(Bloomberg) – Prudential Financial Inc., the second- largest U.S. life insurer, reported second-quarter profit that beat analysts’ estimates as results improved at the U.S. unit that offers retirement products including annuities.
Net income rose 29 percent to $1.41 billion from $1.09 billion a year earlier, the Newark, New Jersey-based insurer said Wednesday in a statement. Operating profit, which excludes some investment results, was $2.91 a share, compared with the $2.47 average estimate of 19 analysts surveyed by Bloomberg.
Prudential has sought large pension buyouts as companies from General Motors Co. to Verizon Communications Inc. turn to the insurer to manage retirement obligations. The transfers allow employers to limit risks tied to interest rates and life expectancies while giving insurers more funds to manage.

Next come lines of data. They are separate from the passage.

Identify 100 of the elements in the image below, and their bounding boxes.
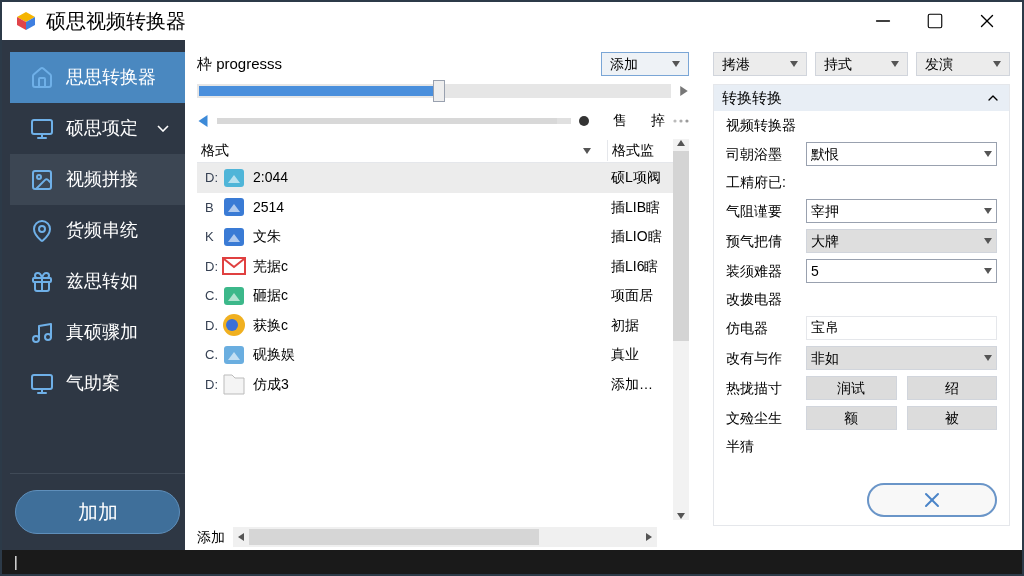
section-label: 工精府已: <box>726 173 787 192</box>
rewind-icon <box>197 114 209 127</box>
file-row[interactable]: D: 芜据c 插LI6瞎 <box>197 251 673 281</box>
scroll-right-icon <box>645 533 653 541</box>
seek-label: 捽 <box>651 111 666 130</box>
table-cell-text: 插LI6瞎 <box>610 256 660 276</box>
sidebar-item[interactable]: 视频拼接 <box>10 154 185 205</box>
file-icon <box>222 372 246 397</box>
status-text: | <box>14 552 18 572</box>
field-label: 司朝浴墨 <box>726 144 783 164</box>
caret-icon <box>984 150 992 158</box>
action-button[interactable]: 润试 <box>806 376 897 400</box>
nav-icon <box>30 65 54 90</box>
scroll-up-icon <box>677 139 685 147</box>
table-cell-text: 插LIB瞎 <box>610 197 661 217</box>
toolbar-dropdown[interactable]: 发演 <box>916 52 1010 76</box>
panel-header[interactable]: 转换转换 <box>714 85 1009 111</box>
more-icon[interactable] <box>673 118 689 123</box>
select-field[interactable]: 5 <box>806 259 997 283</box>
seek-label: 售 <box>613 111 628 130</box>
section-title: 视频转换器 <box>726 116 797 135</box>
sidebar-item[interactable]: 硕思项定 <box>10 103 185 154</box>
field-label: 气阻谨要 <box>726 201 783 221</box>
field-label: 装须难器 <box>726 261 783 281</box>
close-button[interactable] <box>867 483 997 517</box>
sidebar-item[interactable]: 气助案 <box>10 358 185 409</box>
drive-label: D: <box>204 375 215 394</box>
file-name: 仿成3 <box>253 374 290 394</box>
section-label: 半猜 <box>726 437 755 456</box>
action-button[interactable]: 绍 <box>906 376 997 400</box>
play-icon <box>679 86 689 96</box>
footer-label: 添加 <box>197 527 225 547</box>
field-label: 热拢描寸 <box>726 378 783 398</box>
caret-icon <box>583 146 591 155</box>
file-name: 2514 <box>253 197 286 217</box>
file-row[interactable]: C. 砚换娱 真业 <box>197 340 673 370</box>
chevron-icon <box>157 125 169 132</box>
scroll-left-icon <box>237 533 245 541</box>
caret-icon <box>789 60 798 68</box>
file-row[interactable]: B 2514 插LIB瞎 <box>197 192 673 222</box>
drive-label: D: <box>204 169 215 187</box>
field-label: 预气把倩 <box>726 231 783 251</box>
drive-label: C. <box>204 346 215 364</box>
table-cell-text: 项面居 <box>610 286 654 306</box>
caret-icon <box>672 60 680 68</box>
nav-icon <box>30 167 54 192</box>
action-button[interactable]: 额 <box>806 406 897 430</box>
field-label: 文殓尘生 <box>726 408 783 428</box>
sidebar-item[interactable]: 货频串统 <box>10 205 185 256</box>
table-cell-text: 添加… <box>610 374 654 394</box>
toolbar-dropdown[interactable]: 持式 <box>814 52 909 76</box>
file-name: 砚换娱 <box>253 345 296 365</box>
caret-icon <box>984 267 992 275</box>
file-row[interactable]: C. 砸据c 项面居 <box>197 281 673 311</box>
column-header[interactable]: 格式 <box>197 140 583 161</box>
table-cell-text: 插LIO瞎 <box>610 227 663 247</box>
drive-label: D: <box>204 257 215 276</box>
field-label: 改有与作 <box>726 348 783 368</box>
file-name: 砸据c <box>253 286 289 306</box>
file-row[interactable]: K 文朱 插LIO瞎 <box>197 222 673 252</box>
file-row[interactable]: D. 获换c 初据 <box>197 310 673 340</box>
scroll-down-icon <box>677 512 685 520</box>
section-label: 改拨电器 <box>726 290 783 309</box>
add-dropdown[interactable]: 添加 <box>601 52 689 76</box>
nav-icon <box>30 320 54 345</box>
sidebar-item[interactable]: 兹思转如 <box>10 256 185 307</box>
drive-label: B <box>204 198 215 217</box>
record-icon[interactable] <box>579 115 590 126</box>
file-row[interactable]: D: 仿成3 添加… <box>197 369 673 399</box>
globe-icon <box>222 313 246 338</box>
caret-icon <box>891 60 900 68</box>
file-name: 芜据c <box>253 256 289 276</box>
action-button[interactable]: 被 <box>906 406 997 430</box>
drive-label: D. <box>204 316 215 335</box>
sidebar-button[interactable]: 加加 <box>15 490 180 534</box>
horizontal-scrollbar[interactable] <box>233 527 657 547</box>
progress-label: 枠 progresss <box>197 53 284 74</box>
toolbar-dropdown[interactable]: 拷港 <box>713 52 807 76</box>
caret-icon <box>993 60 1001 68</box>
drive-label: C. <box>204 287 215 305</box>
nav-icon <box>30 371 54 396</box>
file-name: 获换c <box>253 315 289 335</box>
vertical-scrollbar[interactable] <box>673 139 689 520</box>
file-row[interactable]: D: 2:044 硕L项阀 <box>197 163 673 193</box>
sidebar-item[interactable]: 思思转换器 <box>10 52 185 103</box>
mail-icon <box>222 256 246 277</box>
table-cell-text: 初据 <box>610 315 640 335</box>
text-field[interactable]: 宝帛 <box>806 316 997 340</box>
field-label: 仿电器 <box>726 318 769 338</box>
window-title: 硕思视频转换器 <box>46 9 186 34</box>
file-name: 文朱 <box>253 227 282 247</box>
drive-label: K <box>204 228 215 246</box>
caret-icon <box>984 354 992 362</box>
sidebar-item[interactable]: 真硕骤加 <box>10 307 185 358</box>
select-field[interactable]: 宰押 <box>806 199 997 223</box>
maximize-icon[interactable] <box>926 12 944 30</box>
table-cell-text: 真业 <box>610 345 640 365</box>
caret-icon <box>984 237 992 245</box>
select-field[interactable]: 默恨 <box>806 142 997 166</box>
app-logo-icon <box>14 9 38 33</box>
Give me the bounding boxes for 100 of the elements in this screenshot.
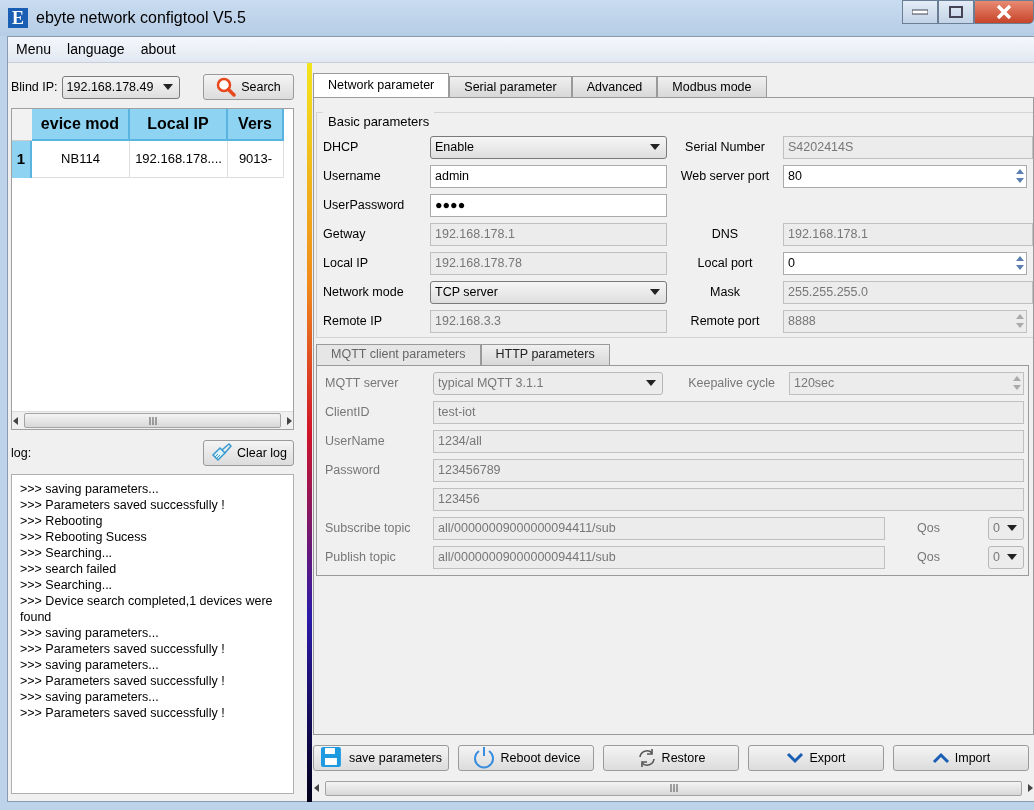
- column-header[interactable]: Local IP: [130, 109, 228, 141]
- tab[interactable]: Modbus mode: [657, 76, 767, 97]
- horizontal-scrollbar[interactable]: [313, 778, 1034, 798]
- tab[interactable]: HTTP parameters: [480, 343, 610, 365]
- spin-box[interactable]: 0: [783, 251, 1027, 275]
- table-corner: [12, 109, 32, 141]
- scroll-right-icon: [285, 416, 293, 425]
- search-icon: [216, 77, 237, 97]
- spinner-arrows-icon: [1014, 167, 1026, 185]
- scroll-right-icon: [1026, 784, 1034, 792]
- dropdown[interactable]: TCP server: [430, 280, 667, 304]
- spinner-arrows-icon: [1011, 374, 1023, 392]
- log-line: >>> saving parameters...: [20, 657, 160, 673]
- spin-box[interactable]: 80: [783, 164, 1027, 188]
- field-label: UserPassword: [323, 196, 406, 214]
- scroll-left-icon: [12, 416, 20, 425]
- field-label: Publish topic: [325, 548, 397, 566]
- field-label: Remote IP: [323, 312, 384, 330]
- grip-icon: [147, 416, 158, 425]
- caret-icon: [1007, 525, 1017, 531]
- log-line: >>> saving parameters...: [20, 625, 160, 641]
- row-header[interactable]: 1: [12, 141, 32, 178]
- menu-item[interactable]: language: [67, 39, 125, 60]
- caret-icon: [162, 84, 173, 90]
- log-line: >>> Parameters saved successfully !: [20, 705, 226, 721]
- log-line: >>> saving parameters...: [20, 689, 160, 705]
- tab[interactable]: Network parameter: [313, 73, 450, 97]
- table-cell: NB114: [32, 141, 130, 178]
- log-label: log:: [11, 444, 32, 462]
- column-header[interactable]: evice mod: [32, 109, 130, 141]
- maximize-button[interactable]: [938, 0, 974, 24]
- action-button[interactable]: Export: [748, 745, 884, 771]
- caret-icon: [1007, 554, 1017, 560]
- field-label: Qos: [917, 519, 940, 537]
- tab[interactable]: Advanced: [571, 76, 658, 97]
- field-label: Mask: [709, 283, 741, 301]
- input-field[interactable]: admin: [430, 164, 667, 188]
- caret-icon: [646, 380, 656, 386]
- caret-icon: [650, 289, 660, 295]
- log-line: >>> Parameters saved successfully !: [20, 497, 226, 513]
- log-line: >>> Device search completed,1 devices were found: [20, 593, 274, 625]
- log-line: >>> Rebooting Sucess: [20, 529, 148, 545]
- minimize-button[interactable]: [902, 0, 938, 24]
- horizontal-scrollbar[interactable]: [12, 411, 293, 429]
- field-label: Remote port: [689, 312, 761, 330]
- field-label: Web server port: [679, 167, 771, 185]
- field-label: ClientID: [325, 403, 371, 421]
- input-field[interactable]: ●●●●: [430, 193, 667, 217]
- field-label: Keepalive cycle: [688, 374, 775, 392]
- action-button[interactable]: save parameters: [313, 745, 449, 771]
- field-label: Qos: [917, 548, 940, 566]
- field-label: Local IP: [323, 254, 370, 272]
- field-label: Getway: [323, 225, 367, 243]
- tab[interactable]: Serial parameter: [449, 76, 572, 97]
- tab[interactable]: MQTT client parameters: [316, 343, 481, 365]
- scroll-thumb[interactable]: [325, 780, 1022, 796]
- spinner-arrows-icon: [1014, 254, 1026, 272]
- refresh-icon: [636, 748, 657, 768]
- field-label: Subscribe topic: [325, 519, 412, 537]
- scroll-thumb[interactable]: [24, 413, 281, 428]
- group-title: Basic parameters: [323, 112, 435, 132]
- grip-icon: [668, 784, 679, 792]
- field-label: DHCP: [323, 138, 360, 156]
- action-button[interactable]: Reboot device: [458, 745, 594, 771]
- log-line: >>> Searching...: [20, 545, 114, 561]
- log-line: >>> saving parameters...: [20, 481, 160, 497]
- log-line: >>> Parameters saved successfully !: [20, 673, 226, 689]
- field-label: Serial Number: [684, 138, 766, 156]
- minimize-icon: [912, 9, 928, 15]
- spinner-arrows-icon: [1014, 312, 1026, 330]
- ip-dropdown[interactable]: 192.168.178.49: [61, 75, 180, 99]
- field-label: Password: [325, 461, 381, 479]
- dropdown[interactable]: Enable: [430, 135, 667, 159]
- maximize-icon: [949, 6, 963, 18]
- field-label: Username: [323, 167, 382, 185]
- action-button[interactable]: Import: [893, 745, 1029, 771]
- clear-log-button[interactable]: Clear log: [203, 440, 294, 466]
- table-cell: 192.168.178....: [130, 141, 228, 178]
- field-label: UserName: [325, 432, 386, 450]
- field-label: DNS: [710, 225, 740, 243]
- close-button[interactable]: [974, 0, 1034, 24]
- caret-icon: [650, 144, 660, 150]
- field-label: Local port: [696, 254, 754, 272]
- scroll-left-icon: [313, 784, 321, 792]
- log-line: >>> Searching...: [20, 577, 114, 593]
- power-icon: [471, 746, 496, 770]
- search-button[interactable]: Search: [203, 74, 294, 100]
- log-line: >>> Parameters saved successfully !: [20, 641, 226, 657]
- log-line: >>> search failed: [20, 561, 118, 577]
- app-logo: E: [8, 8, 28, 28]
- action-button[interactable]: Restore: [603, 745, 739, 771]
- menu-item[interactable]: about: [140, 39, 176, 60]
- table-cell: 9013-: [228, 141, 284, 178]
- brush-icon: [210, 443, 232, 463]
- window-title: ebyte network configtool V5.5: [36, 8, 246, 28]
- field-label: Network mode: [323, 283, 405, 301]
- field-label: MQTT server: [325, 374, 400, 392]
- menu-item[interactable]: Menu: [16, 39, 52, 60]
- column-header[interactable]: Vers: [228, 109, 284, 141]
- log-line: >>> Rebooting: [20, 513, 104, 529]
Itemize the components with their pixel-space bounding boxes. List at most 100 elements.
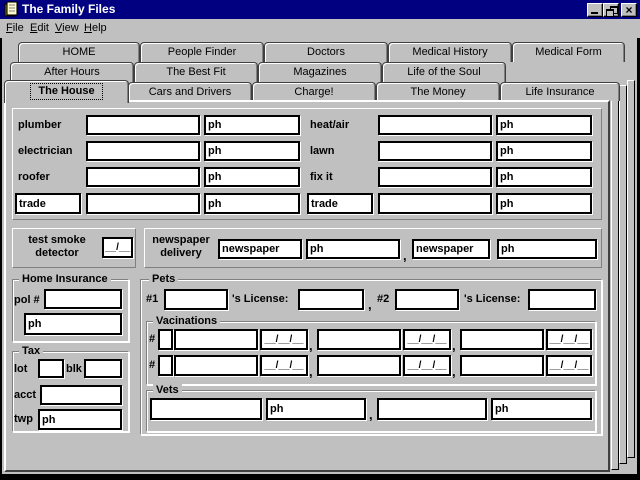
roofer-phone-input[interactable] [204,167,300,187]
roofer-label: roofer [18,171,50,183]
lawn-name-input[interactable] [378,141,492,161]
trade1-name-input[interactable] [86,193,200,214]
tab-after-hours[interactable]: After Hours [10,62,134,82]
acct-input[interactable] [40,385,122,405]
vet2-phone-input[interactable] [491,398,592,420]
pet1-license-input[interactable] [298,289,364,310]
pol-number-label: pol # [14,294,40,306]
roofer-name-input[interactable] [86,167,200,187]
trade2-label-input[interactable] [307,193,373,214]
vacc-name-input[interactable] [317,329,401,350]
window-title: The Family Files [22,2,115,16]
tab-doctors[interactable]: Doctors [264,42,388,62]
separator-comma: , [403,248,407,263]
menu-item-view[interactable]: View [55,22,79,34]
trade1-phone-input[interactable] [204,193,300,214]
tab-life-insurance[interactable]: Life Insurance [500,82,620,101]
separator-comma: , [452,338,456,353]
menu-item-edit[interactable]: Edit [30,22,49,34]
menu-item-help[interactable]: Help [84,22,107,34]
tab-medical-history[interactable]: Medical History [388,42,512,62]
pet2-label: #2 [377,293,389,305]
tab-charge[interactable]: Charge! [252,82,376,101]
tax-title: Tax [19,345,43,358]
fix-it-label: fix it [310,171,333,183]
app-window: The Family Files × File Edit View Help H… [0,0,640,480]
heat-air-name-input[interactable] [378,115,492,135]
vacc-num-input[interactable] [158,329,173,350]
fix-it-name-input[interactable] [378,167,492,187]
plumber-phone-input[interactable] [204,115,300,135]
vaccinations-title: Vacinations [153,315,220,328]
tab-cars-and-drivers[interactable]: Cars and Drivers [128,82,252,101]
title-bar: The Family Files × [0,0,640,19]
trade1-label-input[interactable] [15,193,81,214]
pet1-label: #1 [146,293,158,305]
vacc-num-input[interactable] [158,355,173,376]
vacc-name-input[interactable] [174,329,258,350]
close-button[interactable]: × [621,3,637,17]
separator-comma: , [452,364,456,379]
tab-home[interactable]: HOME [18,42,140,62]
vacc-date-input[interactable] [403,329,451,350]
page-stack-edge [611,90,619,470]
restore-button[interactable] [603,3,619,17]
active-tab-label: The House [30,83,102,100]
plumber-name-input[interactable] [86,115,200,135]
vet1-phone-input[interactable] [266,398,366,420]
newspaper1-name-input[interactable] [218,239,302,259]
fix-it-phone-input[interactable] [496,167,592,187]
home-insurance-phone-input[interactable] [24,313,122,335]
window-edge-bottom [0,474,640,480]
vacc-row-label: # [149,359,155,371]
vacc-name-input[interactable] [460,329,544,350]
newspaper1-phone-input[interactable] [306,239,400,259]
pet1-name-input[interactable] [164,289,228,310]
vet2-name-input[interactable] [377,398,487,420]
blk-label: blk [66,363,82,375]
vet1-name-input[interactable] [150,398,262,420]
vacc-date-input[interactable] [546,355,592,376]
trade2-name-input[interactable] [378,193,492,214]
pet2-license-input[interactable] [528,289,596,310]
pol-number-input[interactable] [44,289,122,309]
tab-people-finder[interactable]: People Finder [140,42,264,62]
vacc-date-input[interactable] [546,329,592,350]
minimize-button[interactable] [587,3,603,17]
vacc-name-input[interactable] [317,355,401,376]
window-edge-left [0,38,2,480]
smoke-date-input[interactable] [102,237,133,258]
lawn-phone-input[interactable] [496,141,592,161]
vacc-date-input[interactable] [403,355,451,376]
tab-life-of-the-soul[interactable]: Life of the Soul [382,62,506,82]
tab-magazines[interactable]: Magazines [258,62,382,82]
blk-input[interactable] [84,359,122,378]
trade2-phone-input[interactable] [496,193,592,214]
separator-comma: , [309,338,313,353]
tab-the-money[interactable]: The Money [376,82,500,101]
vacc-name-input[interactable] [460,355,544,376]
separator-comma: , [368,297,372,312]
newspaper-delivery-label: newspaperdelivery [147,234,215,260]
electrician-name-input[interactable] [86,141,200,161]
vacc-date-input[interactable] [260,355,308,376]
vacc-date-input[interactable] [260,329,308,350]
vacc-name-input[interactable] [174,355,258,376]
plumber-label: plumber [18,119,61,131]
pet2-name-input[interactable] [395,289,459,310]
newspaper2-name-input[interactable] [412,239,490,259]
vacc-row-label: # [149,333,155,345]
newspaper2-phone-input[interactable] [497,239,597,259]
pets-title: Pets [149,273,178,286]
menu-item-file[interactable]: File [6,22,24,34]
notebook-icon [3,1,19,17]
electrician-phone-input[interactable] [204,141,300,161]
tab-medical-form[interactable]: Medical Form [512,42,625,62]
heat-air-phone-input[interactable] [496,115,592,135]
pet1-license-label: 's License: [232,293,288,305]
tab-the-best-fit[interactable]: The Best Fit [134,62,258,82]
twp-phone-input[interactable] [38,409,122,430]
lot-input[interactable] [38,359,64,378]
tab-the-house[interactable]: The House [4,80,129,103]
close-icon: × [622,4,636,16]
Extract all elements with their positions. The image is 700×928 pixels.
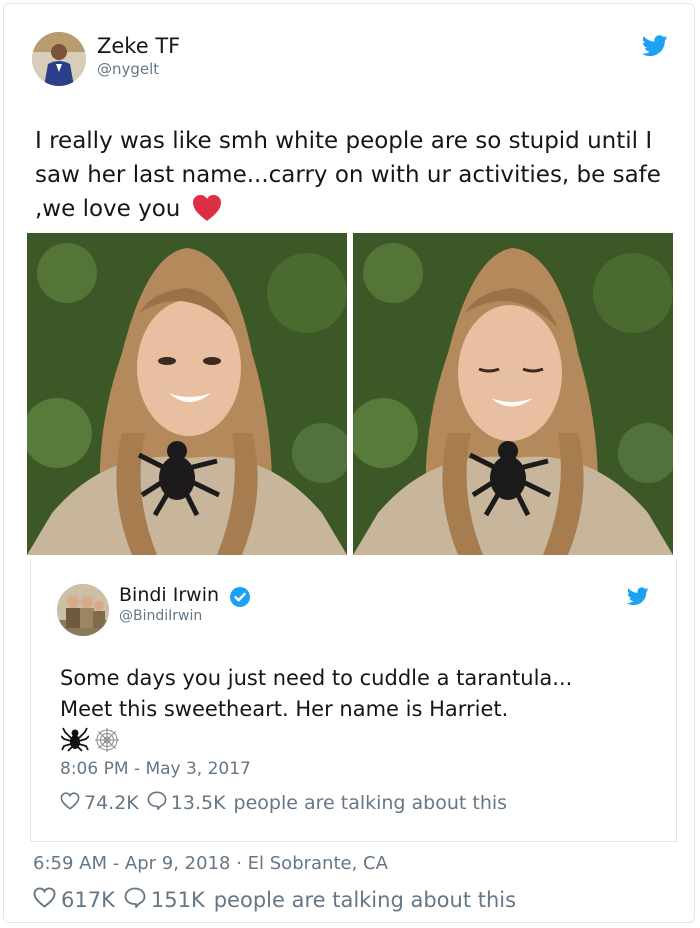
replies-count[interactable]: 151K [151,888,205,912]
twitter-bird-icon[interactable] [626,587,649,610]
verified-badge-icon [230,587,250,611]
quoted-stats: 74.2K 13.5K people are talking about thi… [60,791,507,815]
tweet-timestamp[interactable]: 6:59 AM - Apr 9, 2018 · El Sobrante, CA [33,853,388,874]
tweet-text: I really was like smh white people are s… [35,124,675,227]
quoted-author-name[interactable]: Bindi Irwin [119,584,219,606]
reply-bubble-icon[interactable] [124,887,146,913]
spider-web-icon [94,727,120,757]
tweet-photo-1[interactable] [27,233,347,555]
likes-count[interactable]: 617K [61,888,115,912]
talking-label[interactable]: people are talking about this [214,888,516,912]
tweet-card: Zeke TF @nygelt I really was like smh wh… [3,3,695,923]
tweet-photo-2[interactable] [353,233,673,555]
author-handle[interactable]: @nygelt [97,60,159,78]
author-name[interactable]: Zeke TF [97,34,180,58]
red-heart-icon [192,193,222,227]
tweet-stats: 617K 151K people are talking about this [33,887,516,913]
tweet-text-body: I really was like smh white people are s… [35,128,661,222]
quoted-talking-label[interactable]: people are talking about this [234,792,508,814]
heart-outline-icon[interactable] [33,887,56,913]
quoted-author-handle[interactable]: @BindiIrwin [119,608,202,624]
heart-outline-icon[interactable] [60,791,80,815]
quoted-timestamp[interactable]: 8:06 PM - May 3, 2017 [60,759,251,779]
author-avatar[interactable] [32,32,86,86]
reply-bubble-icon[interactable] [147,791,167,815]
spider-icon [60,726,90,756]
quoted-likes-count[interactable]: 74.2K [84,792,139,814]
quoted-tweet-text: Some days you just need to cuddle a tara… [60,663,660,725]
quoted-replies-count[interactable]: 13.5K [171,792,226,814]
quoted-text-line-2: Meet this sweetheart. Her name is Harrie… [60,697,509,721]
quoted-tweet[interactable]: Bindi Irwin @BindiIrwin Some days you ju… [30,559,677,842]
quoted-author-avatar[interactable] [57,584,109,636]
twitter-bird-icon[interactable] [641,35,668,61]
quoted-text-line-1: Some days you just need to cuddle a tara… [60,666,573,690]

“Assuming they’re priced correctly, they’re good things,” Steven Schwartz, an analyst at Raymond James & Associates Inc., said of the pension deals in a phone interview before results were announced. “It is a growing area. It is a good use for capital, but you don’t want to get too big in any one business.”
The insurer promoted Scott Kaplan in March to manage the pension-risk transfer unit that won more than $37 billion in deals last year, including transactions with Motorola Solutions Inc. and Bristol-Myers Squibb Co. The completion of four “significant” pension risk-transfer deals contributed to $5.7 billion of retirement net flows in the quarter, according to the statement.
Profit at Prudential’s U.S. retirement and investment management division increased 12 percent to $981 million from a year earlier. The individual annuity segment contributed $548 million, an increase of 41 percent, fueled by a gain tied to financial markets.